Es ist nicht zu beanstanden, dass der Antragsgegner das Sozialgeld für den Antragsteller zu 2. wegen einer temporären Bedarfsgemeinschaft entsprechend der Tage des Aufenthalts beim Kindsvater (8 Tage/Monat) anteilig gekürzt hat.
Die Kürzung des Sozialgelds für die Antragsteller zu 3. bis 4. auf 146 EUR bzw. 155 EUR/Monat ist jedoch wohl fehlerhaft. Dies berücksichtigt nicht die handschriftliche Vereinbarung der Kindseltern vom 25. April 2015. Danach sollten ihre Kinder sich monatlich zu 2/3 bei der Mutter und zu 1/3 beim Vater aufhalten. Die Antragstellerin zu 1. hat im Beschwerdeverfahren glaubhaft dargelegt, dass die zunächst beabsichtigte hälftige Betreuung der Kinder wegen der räumlichen Bedingungen nicht funktioniert habe. Somit ist für die Antragsteller zu 3. bis 4. ein monatliches Sozialgeld von 194 EUR (2/3 von 291 EUR) zu Grunde zu legen. Im Rahmen der hier vorzunehmenden summarischen Prüfung ist eine Differenzierung nach Monatstagen nicht erforderlich. § 41 Abs. 1 Satz 2 SGB II sieht eine Monatsberechnung mit 30 Tagen vor.
Der von den Antragstellern begehrte Mehrbedarf wegen Alleinerziehung für die Antragsteller zu 3. und 4. ist vom Antragsgegner zu Recht abgelehnt worden. Nach § 21 Abs. 3 SGB II wird ein Mehrbedarf anerkannt für Personen, die mit einem oder mehreren minderjährigen Kindern zusammen leben und allein für deren Pflege und Erziehung sorgen. Der Kindsvater der Antragsteller zu 3. und 4., der im gleichen Haus wohnt, kümmert sich zumindest zu 1/3 um Pflege und Erziehung der Kinder. Insoweit liegt keine Alleinerziehung vor.
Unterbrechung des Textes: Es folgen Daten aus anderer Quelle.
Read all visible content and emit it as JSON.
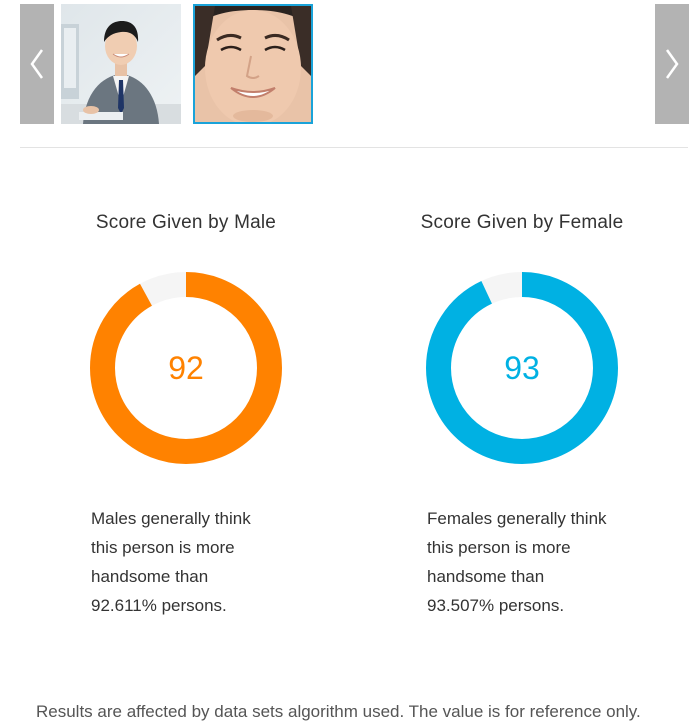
{
  "carousel": {
    "prev_icon": "chevron-left-icon",
    "next_icon": "chevron-right-icon",
    "arrow_color": "#b3b3b3",
    "selected_border_color": "#1aa3d9"
  },
  "male": {
    "title": "Score Given by Male",
    "score": "92",
    "score_fraction": 0.92,
    "color": "#ff8200",
    "track_color": "#f5f5f5",
    "desc_lines": [
      "Males generally think",
      "this person is more",
      "handsome than",
      "92.611% persons."
    ]
  },
  "female": {
    "title": "Score Given by Female",
    "score": "93",
    "score_fraction": 0.93,
    "color": "#00b1e3",
    "track_color": "#f5f5f5",
    "desc_lines": [
      "Females generally think",
      "this person is more",
      "handsome than",
      "93.507% persons."
    ]
  },
  "footer": {
    "disclaimer": "Results are affected by data sets algorithm used. The value is for reference only."
  }
}
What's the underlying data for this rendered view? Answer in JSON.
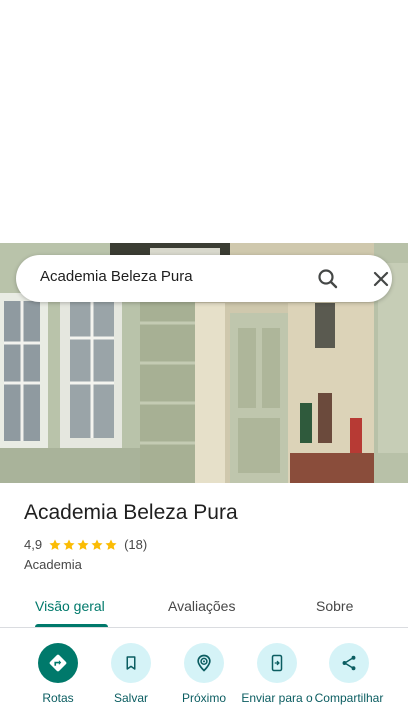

Ob die von der Antragstellerin zu 1. bezahlten Kosten für die Schulspeisung nach § 28 Abs. 6 SGB II zum Hilfebedarf gehören, kann hier offen bleiben. Nach § 29 Abs. 1 Satz 1 SGB II werden diese Leistungen durch Sach- und Dienstleistungen, insbesondere in Form von personalisierten Gutscheinen oder Direktzahlungen an Anbieter von Leistungen geleistet. Entsprechende Anträge sind bisher nicht gestellt worden.
b.b.
Hinsichtlich der Anrechnung von Einkommen auf den Gesamthilfebedarf kommt der Senat zu einem anderen Ergebnis als das Sozialgericht.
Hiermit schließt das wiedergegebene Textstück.